The recent bench ruling in the bankruptcy case of Serta Simmons Bedding, LLC (Serta) by Judge David R. Jones of the Southern District of Texas finding that, in his mind, there is no ambiguity that Serta’s 2020 up-tier transaction was an “open market purchase” is noteworthy for the certainty it provides on this issue notwithstanding contrary views from a federal court in the jurisdiction of the governing law of the credit agreement, and serves as a reminder on the importance of certain rules of contract interpretation. See In re Serta Simmons Bedding, No. 23-09001 (DRJ) (Bankr. S.D. Tex. Mar. 2023) (Hr’g. Tr. Mar. 28, 2023).

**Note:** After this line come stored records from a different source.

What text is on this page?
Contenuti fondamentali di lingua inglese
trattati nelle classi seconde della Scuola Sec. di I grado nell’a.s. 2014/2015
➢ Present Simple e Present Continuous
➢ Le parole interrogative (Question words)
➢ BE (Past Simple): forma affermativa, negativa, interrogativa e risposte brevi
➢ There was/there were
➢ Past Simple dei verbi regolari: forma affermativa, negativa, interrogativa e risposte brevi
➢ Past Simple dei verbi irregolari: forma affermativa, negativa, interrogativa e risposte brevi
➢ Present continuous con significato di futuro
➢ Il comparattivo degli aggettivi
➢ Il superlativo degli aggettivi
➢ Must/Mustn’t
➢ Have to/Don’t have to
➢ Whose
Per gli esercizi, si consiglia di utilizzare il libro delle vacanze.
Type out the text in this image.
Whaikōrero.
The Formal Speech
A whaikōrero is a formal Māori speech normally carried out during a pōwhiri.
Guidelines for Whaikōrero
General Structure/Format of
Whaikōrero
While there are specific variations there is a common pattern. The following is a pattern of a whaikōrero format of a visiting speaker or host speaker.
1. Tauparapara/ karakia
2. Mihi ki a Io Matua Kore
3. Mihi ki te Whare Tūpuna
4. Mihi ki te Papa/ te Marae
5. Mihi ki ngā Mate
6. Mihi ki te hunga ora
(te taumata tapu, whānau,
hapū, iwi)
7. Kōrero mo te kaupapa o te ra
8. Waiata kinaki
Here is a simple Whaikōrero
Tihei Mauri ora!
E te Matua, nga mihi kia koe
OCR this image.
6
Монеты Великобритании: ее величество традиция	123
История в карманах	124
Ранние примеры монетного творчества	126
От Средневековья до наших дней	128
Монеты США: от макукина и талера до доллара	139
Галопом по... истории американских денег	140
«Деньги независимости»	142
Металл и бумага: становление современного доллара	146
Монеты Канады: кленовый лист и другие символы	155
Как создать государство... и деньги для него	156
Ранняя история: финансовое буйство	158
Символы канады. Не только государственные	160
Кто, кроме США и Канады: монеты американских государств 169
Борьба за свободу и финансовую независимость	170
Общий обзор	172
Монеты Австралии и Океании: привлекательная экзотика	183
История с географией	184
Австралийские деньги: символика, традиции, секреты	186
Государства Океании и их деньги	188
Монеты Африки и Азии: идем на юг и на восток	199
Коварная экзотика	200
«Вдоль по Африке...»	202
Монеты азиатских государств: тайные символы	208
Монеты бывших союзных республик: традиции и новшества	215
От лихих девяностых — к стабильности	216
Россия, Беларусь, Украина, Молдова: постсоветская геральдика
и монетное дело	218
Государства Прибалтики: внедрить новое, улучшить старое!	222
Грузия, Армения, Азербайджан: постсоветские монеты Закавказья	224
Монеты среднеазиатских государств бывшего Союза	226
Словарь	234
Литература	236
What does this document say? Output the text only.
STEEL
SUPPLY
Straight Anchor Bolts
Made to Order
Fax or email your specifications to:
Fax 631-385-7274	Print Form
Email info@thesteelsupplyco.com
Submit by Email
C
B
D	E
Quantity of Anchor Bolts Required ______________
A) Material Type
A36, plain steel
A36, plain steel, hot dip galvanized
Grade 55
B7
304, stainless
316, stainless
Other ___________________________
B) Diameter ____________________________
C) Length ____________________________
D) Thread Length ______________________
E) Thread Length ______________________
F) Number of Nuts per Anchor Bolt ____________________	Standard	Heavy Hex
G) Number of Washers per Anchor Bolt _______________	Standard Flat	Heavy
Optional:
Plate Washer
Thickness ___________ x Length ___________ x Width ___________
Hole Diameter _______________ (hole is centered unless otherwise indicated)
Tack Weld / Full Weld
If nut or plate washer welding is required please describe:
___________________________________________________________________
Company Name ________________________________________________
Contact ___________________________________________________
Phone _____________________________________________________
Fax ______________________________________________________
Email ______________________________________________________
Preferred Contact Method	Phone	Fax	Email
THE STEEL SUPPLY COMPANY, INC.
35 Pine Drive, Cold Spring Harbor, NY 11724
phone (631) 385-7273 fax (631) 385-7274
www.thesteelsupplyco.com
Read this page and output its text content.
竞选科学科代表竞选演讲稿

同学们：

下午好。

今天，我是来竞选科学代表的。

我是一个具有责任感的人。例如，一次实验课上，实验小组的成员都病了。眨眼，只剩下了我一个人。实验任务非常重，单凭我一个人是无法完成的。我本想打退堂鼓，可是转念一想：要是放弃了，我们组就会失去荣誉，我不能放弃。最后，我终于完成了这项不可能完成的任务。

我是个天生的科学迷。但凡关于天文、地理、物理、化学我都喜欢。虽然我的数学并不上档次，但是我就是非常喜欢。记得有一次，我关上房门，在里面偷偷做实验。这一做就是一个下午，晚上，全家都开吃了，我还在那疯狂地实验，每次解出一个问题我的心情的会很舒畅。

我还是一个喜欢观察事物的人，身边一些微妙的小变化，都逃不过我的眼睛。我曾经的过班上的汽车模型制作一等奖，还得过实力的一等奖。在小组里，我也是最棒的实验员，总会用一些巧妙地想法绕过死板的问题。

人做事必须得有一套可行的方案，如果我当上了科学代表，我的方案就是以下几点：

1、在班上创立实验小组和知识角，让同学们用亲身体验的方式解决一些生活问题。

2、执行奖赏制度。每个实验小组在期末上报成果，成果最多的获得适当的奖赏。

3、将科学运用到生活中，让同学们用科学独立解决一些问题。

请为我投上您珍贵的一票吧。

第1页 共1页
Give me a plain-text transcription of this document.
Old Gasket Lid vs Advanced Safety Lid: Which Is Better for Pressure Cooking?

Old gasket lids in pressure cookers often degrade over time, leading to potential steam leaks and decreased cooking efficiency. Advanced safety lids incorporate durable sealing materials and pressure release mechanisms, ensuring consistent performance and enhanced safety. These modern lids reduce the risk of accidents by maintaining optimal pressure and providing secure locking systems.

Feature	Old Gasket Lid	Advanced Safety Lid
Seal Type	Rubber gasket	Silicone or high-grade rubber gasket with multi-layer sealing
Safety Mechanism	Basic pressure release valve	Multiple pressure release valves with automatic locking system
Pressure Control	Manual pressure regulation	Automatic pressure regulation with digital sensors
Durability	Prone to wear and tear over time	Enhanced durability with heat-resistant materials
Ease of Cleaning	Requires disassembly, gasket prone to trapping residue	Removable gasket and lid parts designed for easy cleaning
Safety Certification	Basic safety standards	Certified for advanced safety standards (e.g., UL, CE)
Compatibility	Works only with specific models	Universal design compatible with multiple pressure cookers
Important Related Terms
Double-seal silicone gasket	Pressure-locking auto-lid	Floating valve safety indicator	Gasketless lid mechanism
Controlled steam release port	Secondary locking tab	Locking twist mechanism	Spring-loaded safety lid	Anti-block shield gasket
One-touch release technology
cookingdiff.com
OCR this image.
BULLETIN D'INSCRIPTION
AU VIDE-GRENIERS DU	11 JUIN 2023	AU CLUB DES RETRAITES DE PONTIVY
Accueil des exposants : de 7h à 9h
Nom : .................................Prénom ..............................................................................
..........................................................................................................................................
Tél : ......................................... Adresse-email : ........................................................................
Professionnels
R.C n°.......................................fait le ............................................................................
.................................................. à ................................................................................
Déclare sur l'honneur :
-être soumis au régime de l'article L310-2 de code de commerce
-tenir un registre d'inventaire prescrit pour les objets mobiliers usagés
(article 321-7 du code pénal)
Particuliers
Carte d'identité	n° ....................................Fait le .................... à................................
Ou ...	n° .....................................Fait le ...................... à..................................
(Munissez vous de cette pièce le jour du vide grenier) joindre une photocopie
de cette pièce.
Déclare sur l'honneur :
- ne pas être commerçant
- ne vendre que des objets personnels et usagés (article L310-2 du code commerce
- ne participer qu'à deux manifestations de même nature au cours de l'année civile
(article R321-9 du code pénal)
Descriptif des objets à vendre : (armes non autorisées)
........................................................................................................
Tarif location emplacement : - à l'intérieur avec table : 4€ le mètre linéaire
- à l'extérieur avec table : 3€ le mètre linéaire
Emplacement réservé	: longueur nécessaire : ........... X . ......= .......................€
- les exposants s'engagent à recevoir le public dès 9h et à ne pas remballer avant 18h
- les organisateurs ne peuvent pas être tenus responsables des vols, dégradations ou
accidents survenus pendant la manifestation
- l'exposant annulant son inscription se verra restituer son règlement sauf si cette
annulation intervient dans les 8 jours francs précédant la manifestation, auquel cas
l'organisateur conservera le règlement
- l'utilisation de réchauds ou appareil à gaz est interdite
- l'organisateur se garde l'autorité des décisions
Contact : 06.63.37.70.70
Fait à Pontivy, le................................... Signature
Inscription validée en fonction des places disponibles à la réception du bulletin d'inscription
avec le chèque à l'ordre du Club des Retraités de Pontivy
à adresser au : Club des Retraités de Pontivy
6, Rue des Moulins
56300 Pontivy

In this article, we summarize the Serta up-tier transaction and its treatment by the courts, and provide practical guidance to market participants dealing with these type of transactions.

The Serta Transaction

In June 2020, Serta entered into a liability management transaction whereby a majority of existing lenders (the participating lenders) provided new priming loans and exchanged their existing loans for new priority debt (the transaction). The transaction with the participating lenders created two new tranches of senior debt: $200 million of new first-out superpriority debt and $875 million of senior and second-out superpriority debt. The $875 million second tranche was used as consideration to “purchase” approximately $1.2 billion of pre-existing debt through “open market purchases” to the exclusion of lenders not invited to participate (the excluded lenders) and whose remaining debt became subordinated (i.e., third-out debt). While the credit agreement contained a “sacred right” requiring that any payment from Serta to any lender be distributed pro rata among all lenders, there was an exception to such pro rata treatment for “open market purchases” and the credit agreement permitted amendments facilitating the transaction with the consent of a simple majority of lenders.